Rubio went on to mention that Russian propaganda has been saying that the Ukrainians have been developing chemical and biological weapons. Rubio then asked Nuland if such an attack occurred, would the Russians be presumed responsible. She of course agreed.
Given that Nuland’s response was to a question about weapons, you could see how someone could interpret that to mean that the “biological research facilities” she mentioned are bioweapon labs.
China is now demanding answers:
But perhaps most interesting is the White House’s response:
The White House is denying that those labs are for bioweapon research, though Robert Pope of the Defense Department confirmed last month that there are US-linked labs in Ukraine studying deadly pathogens and Russia’s invasion risks releasing them. Pope reiterated that they’re not bioweapon facilities, but the Russians may not see a difference between an accidental or intentional release of a killer pathogen.
For our purposes, it really doesn’t matter. What does matter is the resulting escalation:
Russia is accusing the United States and Ukraine of developing illegal chemical and biological weapons.
China is joining Russia in that accusation.
The White House took those accusations seriously enough to issue a public response.

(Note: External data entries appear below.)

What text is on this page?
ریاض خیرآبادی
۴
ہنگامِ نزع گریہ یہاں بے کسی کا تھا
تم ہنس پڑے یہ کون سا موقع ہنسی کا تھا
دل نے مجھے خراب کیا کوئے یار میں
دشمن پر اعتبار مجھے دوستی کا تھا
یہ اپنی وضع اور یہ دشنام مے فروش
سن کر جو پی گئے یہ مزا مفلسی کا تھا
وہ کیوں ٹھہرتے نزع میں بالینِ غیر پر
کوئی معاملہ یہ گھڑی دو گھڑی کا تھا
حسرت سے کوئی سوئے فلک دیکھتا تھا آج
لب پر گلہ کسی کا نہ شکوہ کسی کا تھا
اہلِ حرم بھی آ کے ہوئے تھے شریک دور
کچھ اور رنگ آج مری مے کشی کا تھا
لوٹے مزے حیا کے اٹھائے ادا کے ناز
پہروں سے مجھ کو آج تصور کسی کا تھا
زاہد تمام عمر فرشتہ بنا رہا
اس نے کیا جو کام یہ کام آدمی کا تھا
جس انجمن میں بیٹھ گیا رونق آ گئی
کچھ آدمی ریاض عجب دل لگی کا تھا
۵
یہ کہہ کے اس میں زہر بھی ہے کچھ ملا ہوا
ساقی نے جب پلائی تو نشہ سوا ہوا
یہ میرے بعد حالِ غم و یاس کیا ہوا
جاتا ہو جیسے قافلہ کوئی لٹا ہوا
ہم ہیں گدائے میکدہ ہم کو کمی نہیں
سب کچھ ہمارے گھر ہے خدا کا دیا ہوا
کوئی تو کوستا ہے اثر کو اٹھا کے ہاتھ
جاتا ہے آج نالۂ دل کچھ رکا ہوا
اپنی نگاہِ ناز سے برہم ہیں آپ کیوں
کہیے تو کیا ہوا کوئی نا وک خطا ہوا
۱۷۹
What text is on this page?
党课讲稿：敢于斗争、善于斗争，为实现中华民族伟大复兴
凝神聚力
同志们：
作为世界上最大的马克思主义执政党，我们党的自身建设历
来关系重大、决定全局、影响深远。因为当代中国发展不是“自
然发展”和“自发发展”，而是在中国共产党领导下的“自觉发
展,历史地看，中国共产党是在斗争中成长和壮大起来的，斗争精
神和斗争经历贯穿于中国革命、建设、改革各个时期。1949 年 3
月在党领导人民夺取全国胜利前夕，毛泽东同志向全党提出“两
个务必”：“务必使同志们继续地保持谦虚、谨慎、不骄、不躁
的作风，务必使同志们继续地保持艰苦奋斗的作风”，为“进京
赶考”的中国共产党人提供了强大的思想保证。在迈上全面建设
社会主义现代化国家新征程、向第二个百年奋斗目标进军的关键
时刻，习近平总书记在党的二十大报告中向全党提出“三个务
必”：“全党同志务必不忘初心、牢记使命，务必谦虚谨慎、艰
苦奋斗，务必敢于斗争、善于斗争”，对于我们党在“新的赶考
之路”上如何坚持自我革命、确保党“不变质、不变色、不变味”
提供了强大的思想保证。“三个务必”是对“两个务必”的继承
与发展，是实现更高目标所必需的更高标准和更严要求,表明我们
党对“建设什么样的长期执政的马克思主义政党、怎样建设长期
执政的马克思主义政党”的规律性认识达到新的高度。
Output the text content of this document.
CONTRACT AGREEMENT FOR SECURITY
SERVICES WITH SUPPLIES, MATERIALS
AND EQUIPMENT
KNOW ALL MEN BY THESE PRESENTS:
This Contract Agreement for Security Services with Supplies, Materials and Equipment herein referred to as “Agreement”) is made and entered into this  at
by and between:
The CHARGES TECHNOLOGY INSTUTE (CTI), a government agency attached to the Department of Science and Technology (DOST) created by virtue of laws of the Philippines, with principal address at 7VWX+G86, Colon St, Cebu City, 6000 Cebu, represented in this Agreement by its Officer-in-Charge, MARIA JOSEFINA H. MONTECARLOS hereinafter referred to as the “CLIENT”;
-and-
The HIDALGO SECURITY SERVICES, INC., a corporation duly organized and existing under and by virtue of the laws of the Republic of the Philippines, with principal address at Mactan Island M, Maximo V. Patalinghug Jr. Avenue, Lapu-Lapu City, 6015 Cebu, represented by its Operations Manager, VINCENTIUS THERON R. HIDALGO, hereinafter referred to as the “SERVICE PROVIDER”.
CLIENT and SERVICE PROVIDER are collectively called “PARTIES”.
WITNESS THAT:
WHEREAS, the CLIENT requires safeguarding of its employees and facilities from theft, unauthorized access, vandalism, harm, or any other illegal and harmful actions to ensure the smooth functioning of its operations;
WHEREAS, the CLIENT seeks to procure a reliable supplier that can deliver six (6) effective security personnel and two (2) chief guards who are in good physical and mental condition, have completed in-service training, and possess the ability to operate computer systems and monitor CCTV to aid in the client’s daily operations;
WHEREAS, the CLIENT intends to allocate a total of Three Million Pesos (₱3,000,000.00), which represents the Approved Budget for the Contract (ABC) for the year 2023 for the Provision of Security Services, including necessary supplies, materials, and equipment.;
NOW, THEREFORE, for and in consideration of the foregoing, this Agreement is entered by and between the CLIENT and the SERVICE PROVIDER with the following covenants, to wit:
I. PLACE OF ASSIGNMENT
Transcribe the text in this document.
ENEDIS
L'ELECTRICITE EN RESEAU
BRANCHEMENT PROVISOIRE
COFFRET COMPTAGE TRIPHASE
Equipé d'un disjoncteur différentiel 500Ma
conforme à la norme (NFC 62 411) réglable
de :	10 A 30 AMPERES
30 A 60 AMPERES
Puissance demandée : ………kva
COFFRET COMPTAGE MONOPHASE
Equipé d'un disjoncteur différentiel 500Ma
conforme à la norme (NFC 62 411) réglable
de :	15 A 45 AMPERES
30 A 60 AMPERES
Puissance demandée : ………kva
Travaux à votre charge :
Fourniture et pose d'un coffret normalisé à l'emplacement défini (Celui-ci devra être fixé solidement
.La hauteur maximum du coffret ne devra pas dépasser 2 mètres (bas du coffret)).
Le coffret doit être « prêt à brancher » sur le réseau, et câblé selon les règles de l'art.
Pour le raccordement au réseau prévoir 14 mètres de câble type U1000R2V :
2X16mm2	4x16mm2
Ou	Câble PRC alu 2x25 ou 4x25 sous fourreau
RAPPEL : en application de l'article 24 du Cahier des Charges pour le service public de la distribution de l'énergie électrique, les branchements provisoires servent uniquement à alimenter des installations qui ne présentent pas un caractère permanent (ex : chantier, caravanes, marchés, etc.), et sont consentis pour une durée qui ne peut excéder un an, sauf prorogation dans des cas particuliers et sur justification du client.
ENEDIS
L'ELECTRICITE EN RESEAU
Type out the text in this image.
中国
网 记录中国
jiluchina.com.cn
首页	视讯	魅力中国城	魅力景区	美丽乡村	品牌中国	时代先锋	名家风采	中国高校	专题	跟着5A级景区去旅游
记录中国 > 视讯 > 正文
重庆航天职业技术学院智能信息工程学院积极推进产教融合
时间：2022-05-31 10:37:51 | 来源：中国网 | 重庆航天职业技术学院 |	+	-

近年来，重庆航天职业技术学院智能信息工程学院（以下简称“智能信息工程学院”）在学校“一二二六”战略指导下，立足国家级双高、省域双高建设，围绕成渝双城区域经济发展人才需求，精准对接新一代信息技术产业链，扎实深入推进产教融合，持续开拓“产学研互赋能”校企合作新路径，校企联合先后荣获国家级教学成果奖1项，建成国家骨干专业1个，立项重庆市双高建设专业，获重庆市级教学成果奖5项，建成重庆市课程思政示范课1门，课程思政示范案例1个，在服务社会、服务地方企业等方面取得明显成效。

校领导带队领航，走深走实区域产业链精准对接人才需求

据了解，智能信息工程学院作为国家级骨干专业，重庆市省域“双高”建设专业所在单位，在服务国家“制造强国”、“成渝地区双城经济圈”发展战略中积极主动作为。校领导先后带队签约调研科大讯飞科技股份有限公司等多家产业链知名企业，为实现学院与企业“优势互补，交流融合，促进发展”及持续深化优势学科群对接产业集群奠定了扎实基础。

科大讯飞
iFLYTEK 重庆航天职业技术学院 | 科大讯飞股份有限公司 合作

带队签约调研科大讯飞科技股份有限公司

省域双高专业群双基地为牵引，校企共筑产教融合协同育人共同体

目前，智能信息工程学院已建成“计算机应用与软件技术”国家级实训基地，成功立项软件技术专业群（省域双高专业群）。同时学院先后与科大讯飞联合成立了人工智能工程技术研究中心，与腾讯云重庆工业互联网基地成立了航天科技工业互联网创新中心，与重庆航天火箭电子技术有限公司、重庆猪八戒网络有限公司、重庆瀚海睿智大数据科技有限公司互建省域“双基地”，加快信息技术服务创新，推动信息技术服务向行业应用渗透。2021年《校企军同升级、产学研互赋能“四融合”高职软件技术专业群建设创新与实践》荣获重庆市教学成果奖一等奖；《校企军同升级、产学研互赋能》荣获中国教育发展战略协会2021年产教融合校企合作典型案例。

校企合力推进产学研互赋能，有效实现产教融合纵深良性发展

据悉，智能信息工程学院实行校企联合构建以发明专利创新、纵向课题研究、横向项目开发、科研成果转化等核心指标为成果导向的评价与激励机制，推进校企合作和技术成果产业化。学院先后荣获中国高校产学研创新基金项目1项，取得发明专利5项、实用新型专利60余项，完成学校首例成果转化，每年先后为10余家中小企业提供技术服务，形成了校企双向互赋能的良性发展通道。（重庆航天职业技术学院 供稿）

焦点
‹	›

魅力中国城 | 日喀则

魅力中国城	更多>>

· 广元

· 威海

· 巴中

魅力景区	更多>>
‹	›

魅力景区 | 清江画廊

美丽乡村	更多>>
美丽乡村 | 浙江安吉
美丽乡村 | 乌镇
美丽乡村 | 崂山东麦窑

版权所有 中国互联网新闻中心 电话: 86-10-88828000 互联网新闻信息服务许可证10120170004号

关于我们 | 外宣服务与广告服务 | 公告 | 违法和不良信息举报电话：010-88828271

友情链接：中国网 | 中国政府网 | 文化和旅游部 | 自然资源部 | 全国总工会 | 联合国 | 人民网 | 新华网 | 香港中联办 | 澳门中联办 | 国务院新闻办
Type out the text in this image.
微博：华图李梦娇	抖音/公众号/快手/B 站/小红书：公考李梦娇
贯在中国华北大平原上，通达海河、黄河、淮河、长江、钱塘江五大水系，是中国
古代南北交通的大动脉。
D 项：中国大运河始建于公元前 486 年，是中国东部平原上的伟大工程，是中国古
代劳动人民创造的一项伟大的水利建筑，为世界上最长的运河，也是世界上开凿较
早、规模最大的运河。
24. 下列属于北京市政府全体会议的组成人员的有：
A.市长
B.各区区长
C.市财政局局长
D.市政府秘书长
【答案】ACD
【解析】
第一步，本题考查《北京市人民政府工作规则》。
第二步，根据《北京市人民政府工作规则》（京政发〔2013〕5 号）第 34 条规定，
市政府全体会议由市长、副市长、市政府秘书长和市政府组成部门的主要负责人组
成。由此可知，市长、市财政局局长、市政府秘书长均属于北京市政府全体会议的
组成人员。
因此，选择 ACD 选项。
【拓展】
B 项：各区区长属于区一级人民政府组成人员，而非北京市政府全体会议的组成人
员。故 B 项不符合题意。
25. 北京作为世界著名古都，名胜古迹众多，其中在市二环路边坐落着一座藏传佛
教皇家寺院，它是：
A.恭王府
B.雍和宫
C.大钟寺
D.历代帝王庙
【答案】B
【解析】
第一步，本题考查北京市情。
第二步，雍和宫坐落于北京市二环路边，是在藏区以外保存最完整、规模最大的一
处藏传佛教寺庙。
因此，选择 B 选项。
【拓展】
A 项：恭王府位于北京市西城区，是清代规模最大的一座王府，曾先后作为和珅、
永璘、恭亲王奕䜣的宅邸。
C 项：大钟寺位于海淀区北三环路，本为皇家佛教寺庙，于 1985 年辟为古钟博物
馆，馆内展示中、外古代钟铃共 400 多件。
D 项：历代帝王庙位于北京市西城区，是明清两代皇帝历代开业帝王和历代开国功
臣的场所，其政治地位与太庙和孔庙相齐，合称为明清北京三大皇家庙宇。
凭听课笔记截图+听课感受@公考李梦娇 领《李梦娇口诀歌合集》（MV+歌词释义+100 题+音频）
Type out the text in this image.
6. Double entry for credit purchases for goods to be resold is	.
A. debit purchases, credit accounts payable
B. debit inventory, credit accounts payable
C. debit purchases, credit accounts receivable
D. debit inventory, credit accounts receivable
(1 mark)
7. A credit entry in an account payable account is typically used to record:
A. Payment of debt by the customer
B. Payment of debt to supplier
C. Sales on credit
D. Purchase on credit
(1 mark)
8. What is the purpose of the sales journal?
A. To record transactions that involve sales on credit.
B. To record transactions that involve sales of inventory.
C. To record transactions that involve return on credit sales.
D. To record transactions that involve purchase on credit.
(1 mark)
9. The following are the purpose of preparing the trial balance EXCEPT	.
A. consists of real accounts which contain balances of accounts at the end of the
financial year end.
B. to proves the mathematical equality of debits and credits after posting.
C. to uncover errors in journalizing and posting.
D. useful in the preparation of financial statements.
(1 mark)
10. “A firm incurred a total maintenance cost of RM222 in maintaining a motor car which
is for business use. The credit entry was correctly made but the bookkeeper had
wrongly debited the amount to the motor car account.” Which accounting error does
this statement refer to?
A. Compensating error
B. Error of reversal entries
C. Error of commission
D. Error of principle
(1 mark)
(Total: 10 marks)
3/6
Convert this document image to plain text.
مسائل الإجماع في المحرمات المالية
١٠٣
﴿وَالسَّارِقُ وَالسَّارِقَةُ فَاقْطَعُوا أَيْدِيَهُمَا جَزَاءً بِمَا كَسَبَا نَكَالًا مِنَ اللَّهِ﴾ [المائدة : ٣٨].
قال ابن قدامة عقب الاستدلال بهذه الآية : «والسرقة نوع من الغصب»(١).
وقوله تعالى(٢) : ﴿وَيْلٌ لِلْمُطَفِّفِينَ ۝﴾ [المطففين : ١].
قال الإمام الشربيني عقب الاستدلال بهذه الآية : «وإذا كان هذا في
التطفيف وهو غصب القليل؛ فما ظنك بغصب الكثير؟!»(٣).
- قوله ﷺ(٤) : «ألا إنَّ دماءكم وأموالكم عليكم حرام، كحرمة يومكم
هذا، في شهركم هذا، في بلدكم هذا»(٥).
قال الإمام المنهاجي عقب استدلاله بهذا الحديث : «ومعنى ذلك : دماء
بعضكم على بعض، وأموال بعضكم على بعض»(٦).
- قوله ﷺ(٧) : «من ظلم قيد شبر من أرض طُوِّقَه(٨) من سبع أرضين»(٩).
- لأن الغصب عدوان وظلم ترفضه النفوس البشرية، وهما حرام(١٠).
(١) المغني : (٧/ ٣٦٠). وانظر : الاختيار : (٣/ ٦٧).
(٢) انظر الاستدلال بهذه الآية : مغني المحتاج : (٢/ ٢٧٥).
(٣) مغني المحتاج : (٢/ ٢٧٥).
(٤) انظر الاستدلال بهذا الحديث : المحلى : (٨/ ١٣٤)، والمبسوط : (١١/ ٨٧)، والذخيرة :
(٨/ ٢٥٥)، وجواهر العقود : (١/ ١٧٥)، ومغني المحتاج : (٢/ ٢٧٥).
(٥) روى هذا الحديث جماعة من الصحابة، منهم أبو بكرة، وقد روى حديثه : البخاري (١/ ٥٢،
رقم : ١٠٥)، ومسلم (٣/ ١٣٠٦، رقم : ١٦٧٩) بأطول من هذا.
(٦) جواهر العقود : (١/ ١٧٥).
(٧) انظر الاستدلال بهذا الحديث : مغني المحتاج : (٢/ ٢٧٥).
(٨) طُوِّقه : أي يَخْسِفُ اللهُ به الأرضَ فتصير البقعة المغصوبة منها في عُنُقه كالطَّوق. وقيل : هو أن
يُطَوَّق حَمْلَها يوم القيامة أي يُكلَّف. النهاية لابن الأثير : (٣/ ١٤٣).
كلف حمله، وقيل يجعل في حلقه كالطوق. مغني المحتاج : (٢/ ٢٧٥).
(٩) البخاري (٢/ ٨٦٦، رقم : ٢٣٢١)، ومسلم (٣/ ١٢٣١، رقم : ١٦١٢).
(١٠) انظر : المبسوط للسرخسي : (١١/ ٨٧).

The United States is now accusing Russia of planning a “false flag” chemical or biological weapon attack.
The United States and the Russia/China alliance are now directly accusing each other of conspiracy to commit war crimes. Russia has called for a UN Security Council meeting today. Things could get interesting in a hurry.
A Peek into Unprepared’s Future…
Earlier this week, we published the first part of our nuclear war guide, in which we examined the myths and realities of nuclear weapons. I never expected the controversy this guide would stir up and I also didn’t expect to hear from some of our readers that we’re publishing way too much about nuclear war. I started on this uncomfortable journey because I had folks panicking and asking me questions, and I decided I had to provide some answers.
I’d like to share some of what we’re working on so you have an idea of what you’re paying for. The (good or bad) news is the second part of the nuclear war guide will be published soon and it will tell you how to increase your odds of survival. After that, we’re moving on to greener pastures:
Preparing for power outages
Designing resilient systems
Gardening, especially ways to reduce your reliance on outside inputs
Weapons (and do you need them?)
I can’t tell you exactly in what order those will come out or when. And that’s not everything we’re working on, either, just a sample of what’s in store. I’m moved both by my own muse and current events. We always try to deliver you timely information you can use, like our Ukraine invasion guide and the guide to starting seeds.
You may wonder why I keep using the word “we.” I promise it’s not a royal “we,” but simply signifies the fact that I couldn’t do this without my friends, advisors, our Discord community members, and you. And it also signifies big plans for the future. Unprepared is growing and we have knowledgeable writers knocking on the door wanting to contribute. Once Unprepared has enough paying subscribers that we can pay them fairly, we’re going to open that door. In fact, I’ve already commissioned our first outside contribution.